# Very Long Threads



## IsGirl3 (Nov 13, 2012)

Hello, Thanks for this forum. I'm glad I discovered it and really enjoy participating to ask questions and chime in. I'm not sure how to deal with long threads - the ones that are 3+ pages. The topic seems interesting, but threads are like conversations, and I feel that unless I'm going to read all 11 pages, I can't just read the first post, then jump in with my response. Or can I? Or read the question, then the last page of responses? There are so many times I want to read something then think, why bother, I'm late to this party. Any suggestions?


----------



## Mavash. (Jan 26, 2012)

Either read the whole thing or put a disclaimer in. Say "I haven't read this whole thread BUT....." then say what you want to say. 

That's what I do. I warn people so I'm not repeating something that's already been said.


----------



## TrustInUs (Sep 9, 2012)

I agree with Mavash, sometimes I don't say it though because by the time I get to the last post, the posters have sort of veered slightly from the orignal post and the point I want to make. Note: I'm guilty of this as well. 

Also sometimes income in to a thread so late that there is no way I could read all the posts. I try to go for the beginning and last few pages before I post on the long ones.


----------



## SimplyAmorous (Nov 25, 2009)

Mavash. said:


> Either read the whole thing or put a disclaimer in. Say "I haven't read this whole thread BUT....." then say what you want to say.
> 
> That's what I do. I warn people so I'm not repeating something that's already been said.

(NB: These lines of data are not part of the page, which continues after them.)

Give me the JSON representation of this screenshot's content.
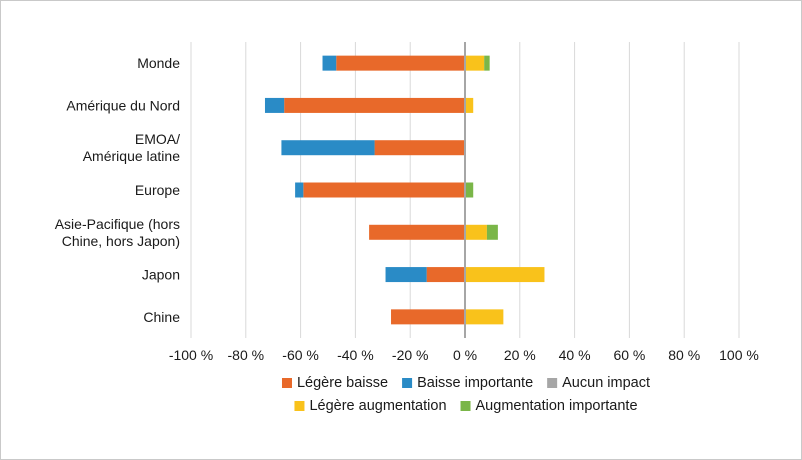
{
  "chart_data": {
    "type": "bar",
    "orientation": "horizontal",
    "stacked": true,
    "categories": [
      [
        "Monde"
      ],
      [
        "Amérique du Nord"
      ],
      [
        "EMOA/",
        "Amérique latine"
      ],
      [
        "Europe"
      ],
      [
        "Asie-Pacifique (hors",
        "Chine, hors Japon)"
      ],
      [
        "Japon"
      ],
      [
        "Chine"
      ]
    ],
    "series": [
      {
        "name": "Légère baisse",
        "color": "#e8692a",
        "side": "negative",
        "values": [
          -47,
          -66,
          -33,
          -59,
          -35,
          -14,
          -27
        ]
      },
      {
        "name": "Baisse importante",
        "color": "#2a8bc6",
        "side": "negative",
        "values": [
          -5,
          -7,
          -34,
          -3,
          0,
          -15,
          0
        ]
      },
      {
        "name": "Aucun impact",
        "color": "#a6a6a6",
        "side": "none",
        "values": [
          0,
          0,
          0,
          0,
          0,
          0,
          0
        ]
      },
      {
        "name": "Légère augmentation",
        "color": "#f9c21b",
        "side": "positive",
        "values": [
          7,
          3,
          0,
          0,
          8,
          29,
          14
        ]
      },
      {
        "name": "Augmentation importante",
        "color": "#7ab648",
        "side": "positive",
        "values": [
          2,
          0,
          0,
          3,
          4,
          0,
          0
        ]
      }
    ],
    "x_ticks": [
      -100,
      -80,
      -60,
      -40,
      -20,
      0,
      20,
      40,
      60,
      80,
      100
    ],
    "x_tick_labels": [
      "-100 %",
      "-80 %",
      "-60 %",
      "-40 %",
      "-20 %",
      "0 %",
      "20 %",
      "40 %",
      "60 %",
      "80 %",
      "100 %"
    ],
    "xlim": [
      -100,
      100
    ],
    "grid": true,
    "legend_position": "bottom-center"
  }
}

I do the same :iagree: If you want to respond or have some thoughts, don't worry about reading the whole thing. This can be very time consuming !

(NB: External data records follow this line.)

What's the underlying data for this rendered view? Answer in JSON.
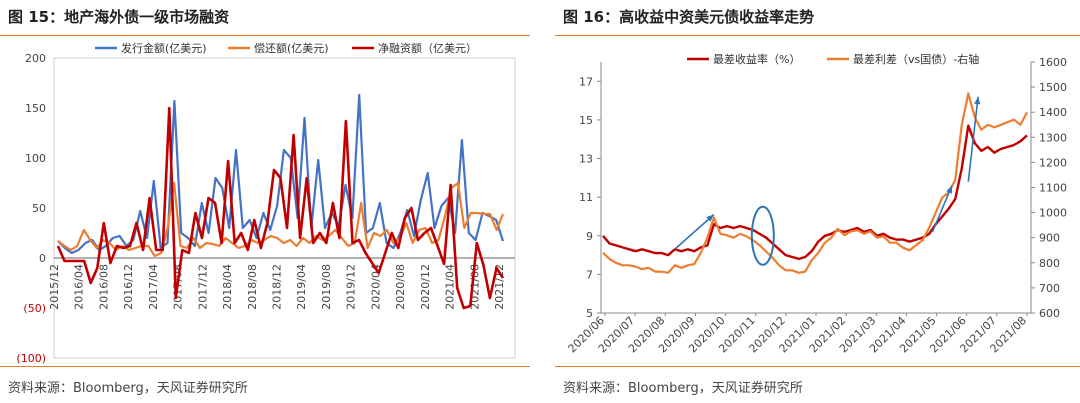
{
  "colors": {
    "accent_orange": "#e07a2e",
    "blue": "#4472c4",
    "orange": "#ed7d31",
    "dark_red": "#c00000",
    "negative_label": "#c00000",
    "annotation_blue": "#2e75b6"
  },
  "left": {
    "title": "图 15：地产海外债一级市场融资",
    "source": "资料来源：Bloomberg，天风证券研究所"
  },
  "right": {
    "title": "图 16：高收益中资美元债收益率走势",
    "source": "资料来源：Bloomberg，天风证券研究所"
  },
  "chart_data": [
    {
      "type": "line",
      "title": "图 15：地产海外债一级市场融资",
      "ylim": [
        -100,
        200
      ],
      "yticks": [
        -100,
        -50,
        0,
        50,
        100,
        150,
        200
      ],
      "ytick_labels": [
        "(100)",
        "(50)",
        "0",
        "50",
        "100",
        "150",
        "200"
      ],
      "x_tick_labels": [
        "2015/12",
        "2016/04",
        "2016/08",
        "2016/12",
        "2017/04",
        "2017/08",
        "2017/12",
        "2018/04",
        "2018/08",
        "2018/12",
        "2019/04",
        "2019/08",
        "2019/12",
        "2020/04",
        "2020/08",
        "2020/12",
        "2021/04",
        "2021/08",
        "2021/12"
      ],
      "legend_position": "top",
      "series": [
        {
          "name": "发行金额(亿美元)",
          "color": "#4472c4",
          "values": [
            17,
            10,
            5,
            8,
            15,
            18,
            8,
            12,
            20,
            22,
            12,
            18,
            47,
            20,
            77,
            10,
            15,
            157,
            25,
            20,
            12,
            55,
            25,
            80,
            70,
            30,
            108,
            30,
            38,
            20,
            45,
            28,
            52,
            108,
            100,
            40,
            140,
            30,
            98,
            30,
            45,
            32,
            73,
            40,
            163,
            25,
            30,
            55,
            15,
            10,
            25,
            48,
            22,
            58,
            85,
            30,
            52,
            60,
            25,
            118,
            25,
            18,
            45,
            42,
            38,
            17
          ]
        },
        {
          "name": "偿还额(亿美元)",
          "color": "#ed7d31",
          "values": [
            17,
            12,
            8,
            12,
            28,
            18,
            10,
            18,
            15,
            8,
            12,
            8,
            10,
            12,
            12,
            2,
            5,
            30,
            75,
            12,
            10,
            20,
            10,
            15,
            14,
            12,
            20,
            15,
            10,
            12,
            18,
            15,
            18,
            22,
            20,
            15,
            18,
            12,
            20,
            15,
            22,
            18,
            22,
            28,
            20,
            12,
            15,
            55,
            10,
            25,
            22,
            28,
            15,
            20,
            35,
            15,
            28,
            30,
            15,
            18,
            42,
            70,
            75,
            30,
            45,
            45,
            44,
            44,
            28,
            44
          ]
        },
        {
          "name": "净融资额（亿美元）",
          "color": "#c00000",
          "values": [
            12,
            -3,
            -3,
            -3,
            -3,
            -25,
            -10,
            35,
            -5,
            12,
            10,
            12,
            35,
            8,
            60,
            8,
            8,
            150,
            -40,
            8,
            5,
            45,
            20,
            60,
            55,
            15,
            97,
            15,
            25,
            8,
            38,
            10,
            35,
            88,
            80,
            30,
            123,
            20,
            80,
            15,
            25,
            15,
            55,
            20,
            137,
            15,
            18,
            5,
            -5,
            -15,
            5,
            25,
            10,
            40,
            50,
            18,
            25,
            30,
            12,
            -6,
            73,
            -30,
            -50,
            -48,
            15,
            -7,
            -40,
            -10,
            -20
          ]
        }
      ]
    },
    {
      "type": "line",
      "title": "图 16：高收益中资美元债收益率走势",
      "y_left": {
        "ticks": [
          5,
          7,
          9,
          11,
          13,
          15,
          17
        ],
        "lim": [
          5,
          18
        ]
      },
      "y_right": {
        "ticks": [
          600,
          700,
          800,
          900,
          1000,
          1100,
          1200,
          1300,
          1400,
          1500,
          1600
        ],
        "lim": [
          600,
          1600
        ]
      },
      "x_tick_labels": [
        "2020/06",
        "2020/07",
        "2020/08",
        "2020/09",
        "2020/10",
        "2020/11",
        "2020/12",
        "2021/01",
        "2021/02",
        "2021/03",
        "2021/04",
        "2021/05",
        "2021/06",
        "2021/07",
        "2021/08"
      ],
      "legend_position": "top",
      "series": [
        {
          "name": "最差收益率（%）",
          "axis": "left",
          "color": "#c00000",
          "values": [
            9.0,
            8.6,
            8.5,
            8.4,
            8.3,
            8.2,
            8.3,
            8.2,
            8.1,
            8.1,
            8.0,
            8.3,
            8.2,
            8.3,
            8.2,
            8.4,
            8.5,
            9.6,
            9.4,
            9.5,
            9.4,
            9.5,
            9.4,
            9.3,
            9.1,
            8.9,
            8.6,
            8.3,
            8.0,
            7.9,
            7.8,
            7.9,
            8.2,
            8.7,
            9.0,
            9.1,
            9.3,
            9.2,
            9.3,
            9.4,
            9.2,
            9.3,
            9.0,
            9.1,
            8.9,
            8.8,
            8.8,
            8.7,
            8.8,
            8.9,
            9.1,
            9.6,
            10.0,
            10.4,
            10.9,
            12.5,
            14.7,
            13.8,
            13.4,
            13.6,
            13.3,
            13.5,
            13.6,
            13.7,
            13.9,
            14.2
          ]
        },
        {
          "name": "最差利差（vs国债）-右轴",
          "axis": "right",
          "color": "#ed7d31",
          "values": [
            840,
            815,
            800,
            790,
            790,
            785,
            775,
            780,
            765,
            765,
            760,
            790,
            780,
            790,
            795,
            840,
            900,
            980,
            915,
            910,
            900,
            915,
            905,
            890,
            870,
            845,
            820,
            790,
            770,
            770,
            760,
            765,
            810,
            840,
            880,
            900,
            935,
            910,
            925,
            930,
            915,
            925,
            900,
            905,
            880,
            880,
            860,
            850,
            870,
            890,
            940,
            1000,
            1060,
            1080,
            1130,
            1350,
            1475,
            1380,
            1330,
            1350,
            1340,
            1350,
            1360,
            1370,
            1350,
            1400
          ]
        }
      ],
      "annotations": [
        "arrow",
        "ellipse",
        "arrow",
        "arrow"
      ]
    }
  ]
}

Sometimes I do / sometimes I only skim & read what the Original poster said -this gives some idea how the thread is evolving... and sometimes I just dive in at page 10 + & say "I didn't read any of these replies .....but here is my thoughts"....


----------



## IsGirl3 (Nov 13, 2012)

ok got it. thanks.


----------



## Jane_Doe (Aug 9, 2012)

Yeah, I think it's sometimes a good way to bring the thread back on track, if it has veered off in a different direction, to say 'to reply to the original post, I think...'. But sometimes page 1 and page 19 are so different that I'd leave it alone too lol.


----------



## ScarletBegonias (Jun 26, 2012)

It depends on the subject matter.I rarely participate in the CWI section unless I catch the thread at the very beginning because those threads get to be sometimes over 100 pages long with OP's replies peppered throughout.If you don't read the whole thing you will miss important updates,information adding,and outcomes to suggestions that were tried.

If it's a general topic I usually just quote the original post and give my reply without reading the others or if it's not too many pages I'll skim through and see how other people have viewed the topic.


----------



## Almostrecovered (Jul 14, 2011)

Free Speed Reading Course (1/5) - YouTube


----------